裴述看著裝模作樣的南風,心道裝吧,我看你怎么一直裝下去。他沉著臉問:“夏大人,田大人說你屬下徐長厚私看卷宗,你還替他開脫,有沒有這事?”
看來田錄沒想一下子撕破臉,所以告狀的說辭也比較婉轉,不過對于主動挑釁的人,南風向來是寧愿撕破臉的,免得以后還要裝模作樣難受。
南風有些吃驚地看著田錄:“田大人,我剛才已經很跟王大人說清楚了,確實是我讓徐大人替我去調閱卷宗的,至于原因么,我也跟王大人解釋清楚了,是我的一點私心,我也已經跟他道過歉了,他也接受了,他居然沒跟你說?”南風搖了搖頭,有些同情地看著田錄:“田大人,我看這個王大人很有問題,這么簡單的事情居然都說不清楚,要么是他腦子不清楚,要么就是有意作妖,不管是什么情況,這種人待在田大人您身邊,不是件好事,田大人,要當心啊。
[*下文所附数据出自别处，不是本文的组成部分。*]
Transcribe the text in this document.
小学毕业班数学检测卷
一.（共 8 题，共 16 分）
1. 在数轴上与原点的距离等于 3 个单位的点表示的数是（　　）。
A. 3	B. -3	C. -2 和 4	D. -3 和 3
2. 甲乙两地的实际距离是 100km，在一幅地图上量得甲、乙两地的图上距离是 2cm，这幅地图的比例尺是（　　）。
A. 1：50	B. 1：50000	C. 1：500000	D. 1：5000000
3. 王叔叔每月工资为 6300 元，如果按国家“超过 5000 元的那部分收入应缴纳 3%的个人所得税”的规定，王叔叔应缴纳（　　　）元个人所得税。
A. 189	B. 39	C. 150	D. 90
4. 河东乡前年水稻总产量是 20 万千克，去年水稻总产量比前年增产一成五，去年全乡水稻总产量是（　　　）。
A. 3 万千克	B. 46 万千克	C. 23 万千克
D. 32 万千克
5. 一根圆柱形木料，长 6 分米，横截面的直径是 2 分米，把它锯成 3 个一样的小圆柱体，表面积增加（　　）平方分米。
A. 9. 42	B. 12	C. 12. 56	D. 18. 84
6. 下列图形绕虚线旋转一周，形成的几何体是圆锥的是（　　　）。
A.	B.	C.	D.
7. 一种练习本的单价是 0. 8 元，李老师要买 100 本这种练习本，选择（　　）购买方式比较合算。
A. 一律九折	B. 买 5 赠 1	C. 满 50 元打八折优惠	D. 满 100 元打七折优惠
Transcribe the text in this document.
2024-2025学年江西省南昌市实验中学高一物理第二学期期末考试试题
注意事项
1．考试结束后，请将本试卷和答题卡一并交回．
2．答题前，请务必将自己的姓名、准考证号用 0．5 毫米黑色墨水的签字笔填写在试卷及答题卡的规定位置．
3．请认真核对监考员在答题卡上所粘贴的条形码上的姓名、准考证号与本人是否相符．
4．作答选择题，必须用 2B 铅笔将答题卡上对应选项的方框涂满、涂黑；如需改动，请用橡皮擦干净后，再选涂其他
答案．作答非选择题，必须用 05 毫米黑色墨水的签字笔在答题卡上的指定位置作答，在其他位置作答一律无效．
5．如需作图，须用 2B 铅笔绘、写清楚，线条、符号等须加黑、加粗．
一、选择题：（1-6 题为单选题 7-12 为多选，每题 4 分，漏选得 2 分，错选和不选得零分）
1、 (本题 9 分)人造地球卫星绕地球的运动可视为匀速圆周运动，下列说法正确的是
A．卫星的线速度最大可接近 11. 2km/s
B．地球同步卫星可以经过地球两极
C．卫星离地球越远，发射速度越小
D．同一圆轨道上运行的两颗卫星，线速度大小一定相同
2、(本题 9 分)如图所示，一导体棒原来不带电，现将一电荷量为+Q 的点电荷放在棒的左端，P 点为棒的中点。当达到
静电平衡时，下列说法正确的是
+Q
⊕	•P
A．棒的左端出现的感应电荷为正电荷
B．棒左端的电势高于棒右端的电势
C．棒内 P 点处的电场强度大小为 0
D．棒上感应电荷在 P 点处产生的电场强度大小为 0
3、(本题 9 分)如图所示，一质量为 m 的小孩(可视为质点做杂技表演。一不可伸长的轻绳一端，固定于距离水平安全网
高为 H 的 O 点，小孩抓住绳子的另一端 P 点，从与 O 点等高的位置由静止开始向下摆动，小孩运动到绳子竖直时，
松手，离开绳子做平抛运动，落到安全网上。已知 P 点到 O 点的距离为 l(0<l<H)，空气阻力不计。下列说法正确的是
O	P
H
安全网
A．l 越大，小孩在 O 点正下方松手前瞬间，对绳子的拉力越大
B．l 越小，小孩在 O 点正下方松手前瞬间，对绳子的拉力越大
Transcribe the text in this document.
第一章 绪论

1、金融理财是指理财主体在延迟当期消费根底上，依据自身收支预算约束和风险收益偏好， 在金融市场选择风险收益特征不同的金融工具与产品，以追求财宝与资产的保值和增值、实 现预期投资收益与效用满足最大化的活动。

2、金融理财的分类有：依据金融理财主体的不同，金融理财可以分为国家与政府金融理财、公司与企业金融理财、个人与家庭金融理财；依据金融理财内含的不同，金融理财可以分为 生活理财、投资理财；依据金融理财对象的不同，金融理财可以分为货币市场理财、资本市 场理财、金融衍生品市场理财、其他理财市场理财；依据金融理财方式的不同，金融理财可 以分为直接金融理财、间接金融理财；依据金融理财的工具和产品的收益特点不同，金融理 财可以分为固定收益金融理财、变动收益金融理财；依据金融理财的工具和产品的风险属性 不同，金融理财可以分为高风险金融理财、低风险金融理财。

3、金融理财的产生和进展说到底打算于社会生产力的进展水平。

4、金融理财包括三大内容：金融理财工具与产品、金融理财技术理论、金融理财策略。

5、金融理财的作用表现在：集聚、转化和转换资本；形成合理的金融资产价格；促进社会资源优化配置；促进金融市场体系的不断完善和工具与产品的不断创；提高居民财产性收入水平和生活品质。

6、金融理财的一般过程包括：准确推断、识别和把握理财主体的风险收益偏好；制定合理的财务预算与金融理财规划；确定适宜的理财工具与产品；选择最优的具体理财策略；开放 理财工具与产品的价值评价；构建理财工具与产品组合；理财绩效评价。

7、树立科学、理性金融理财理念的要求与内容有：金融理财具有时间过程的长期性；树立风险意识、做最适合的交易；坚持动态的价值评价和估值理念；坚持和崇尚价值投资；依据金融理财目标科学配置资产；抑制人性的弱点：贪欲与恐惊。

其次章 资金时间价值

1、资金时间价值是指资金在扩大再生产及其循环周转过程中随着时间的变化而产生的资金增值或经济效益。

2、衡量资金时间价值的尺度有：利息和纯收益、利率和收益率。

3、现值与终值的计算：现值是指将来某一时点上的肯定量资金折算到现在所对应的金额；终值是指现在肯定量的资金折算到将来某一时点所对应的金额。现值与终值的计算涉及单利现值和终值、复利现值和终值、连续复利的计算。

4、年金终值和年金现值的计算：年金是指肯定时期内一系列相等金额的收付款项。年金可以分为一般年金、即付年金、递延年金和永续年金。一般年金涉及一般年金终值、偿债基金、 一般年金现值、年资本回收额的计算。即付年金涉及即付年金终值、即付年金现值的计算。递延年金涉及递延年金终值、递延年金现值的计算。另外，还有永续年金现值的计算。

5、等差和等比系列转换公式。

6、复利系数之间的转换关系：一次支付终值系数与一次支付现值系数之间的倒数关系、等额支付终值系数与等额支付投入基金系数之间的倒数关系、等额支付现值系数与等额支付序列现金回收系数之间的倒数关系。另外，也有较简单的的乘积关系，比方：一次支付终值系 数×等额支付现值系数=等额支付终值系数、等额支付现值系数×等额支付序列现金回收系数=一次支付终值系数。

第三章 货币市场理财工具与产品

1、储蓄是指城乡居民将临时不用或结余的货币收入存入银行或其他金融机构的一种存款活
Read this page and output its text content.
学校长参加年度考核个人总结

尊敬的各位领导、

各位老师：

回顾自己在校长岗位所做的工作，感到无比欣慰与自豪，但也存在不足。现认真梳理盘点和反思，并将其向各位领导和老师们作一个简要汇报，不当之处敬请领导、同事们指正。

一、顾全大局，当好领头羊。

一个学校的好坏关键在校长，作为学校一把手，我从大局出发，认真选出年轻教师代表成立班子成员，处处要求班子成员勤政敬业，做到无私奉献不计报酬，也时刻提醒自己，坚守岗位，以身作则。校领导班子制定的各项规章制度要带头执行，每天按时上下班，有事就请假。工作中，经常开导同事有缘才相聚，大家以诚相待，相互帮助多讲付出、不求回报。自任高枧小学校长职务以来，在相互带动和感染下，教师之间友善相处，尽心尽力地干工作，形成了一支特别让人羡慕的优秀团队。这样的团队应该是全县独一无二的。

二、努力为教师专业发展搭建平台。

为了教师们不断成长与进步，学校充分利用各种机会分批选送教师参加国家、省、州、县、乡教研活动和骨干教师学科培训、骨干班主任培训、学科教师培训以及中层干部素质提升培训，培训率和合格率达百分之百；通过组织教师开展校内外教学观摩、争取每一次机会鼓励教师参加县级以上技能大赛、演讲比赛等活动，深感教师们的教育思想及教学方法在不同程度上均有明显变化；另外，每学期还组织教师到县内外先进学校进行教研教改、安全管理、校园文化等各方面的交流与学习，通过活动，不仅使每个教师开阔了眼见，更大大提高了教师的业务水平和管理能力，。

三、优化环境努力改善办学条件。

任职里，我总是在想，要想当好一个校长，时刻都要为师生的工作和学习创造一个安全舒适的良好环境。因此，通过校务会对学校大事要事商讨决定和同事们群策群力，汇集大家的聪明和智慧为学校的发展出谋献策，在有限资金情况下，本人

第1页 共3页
”
南風語氣極是誠懇,表情中還透著一點憂心,看得一旁的初九都忍不住要伸大拇指點贊,卻氣得田錄七竅生煙,心道原本還想給你留點面子,卻不想這個夏南風,是個沒腦子的,油鹽不進,好,你撕破臉是吧,那就撕破臉。
田錄沖南風陰惻惻地一笑:“夏大人,這是田某的案子,夏大人這么關心,甚至要私下里調閱卷宗,這是對田某的能力不放心,還是有其他不可告人的小心思啊?”
田錄這話,明著諷刺暗戳戳的威脅,南風坦然一笑:“夏某還真有點小心思,大理寺的每個案件均要由五位大理寺丞一同署名,既然我已經入了大理寺,按理這案子我也要署名的,原本呢,我覺得署名沒什么要緊,不就是畫個押蓋個章嗎,不過徐大人和我詳細講解了署名的重要性及要承擔的責任,真是把我嚇了一跳啊,你可能不知道,我這人特別膽小,這膽小的人就特別怕出事,為了不出事,我只能調取卷宗,了解這個案件,只有這樣署名的時候才能不手抖,就算是少卿大人主審的案件,但凡要我署名,我也是要這么做的,所以這跟信不信任田大人的能力沒什么關系,這是我的個性和習慣,像田大人這種膽大不羈的人,是很難理解我這種生性怯懦的人的想法的,我不求田大人理解,只望田大人寬容。”
田錄大概低估了南風的戰斗力,南風的語速很快,他年紀大了,反應慢,南風說完很久才明白南風的意思,氣得連胡子都在顫抖,卻偏偏一時找不出話來反駁,倉促間只吐出幾個字:“夏大人是一定要跟我作對?”
“田大人何出此言?”南風一臉吃驚:“我怎么是跟你作對呢?如果我認真斷案,是跟你作對,那我真的無話可說了。”
“你故意曲解我的意思!”田錄簡直出離憤怒了,這個夏南風,怎么就這么難纏,難得反應奇快,反擊得讓人措手不及。
不過田錄到底是老江湖,很快反應了過來,壓了壓起來的情緒,放緩了語氣:“夏大人,我絕無阻擾你認真判定案件的意思,只是這案子特殊,你也知南安王難纏,朝廷必須要盡快給他一個交代,所以這案子,越快解決越好,所以,夏大人還是不要介入太深才好。”
“田大人——”南風舉手發誓:“你放心,我絕對不會介入太深,我要做的不過是對得起我簽下的名字。”
田錄冷哼了一聲,知道自己今天的目的不可能達成了,也沒有必要留下來虛偽以蛇了,原本要留下幾句狠話,可看夏南風,是個臉皮厚的,狠話對她沒什么用,無需浪費口舌,倒不如說些實際的:“那好,夏大人也知道這個案件緊急,后天就是署名的最后期限,希望夏大人準備好,不要拖延案件的進程。”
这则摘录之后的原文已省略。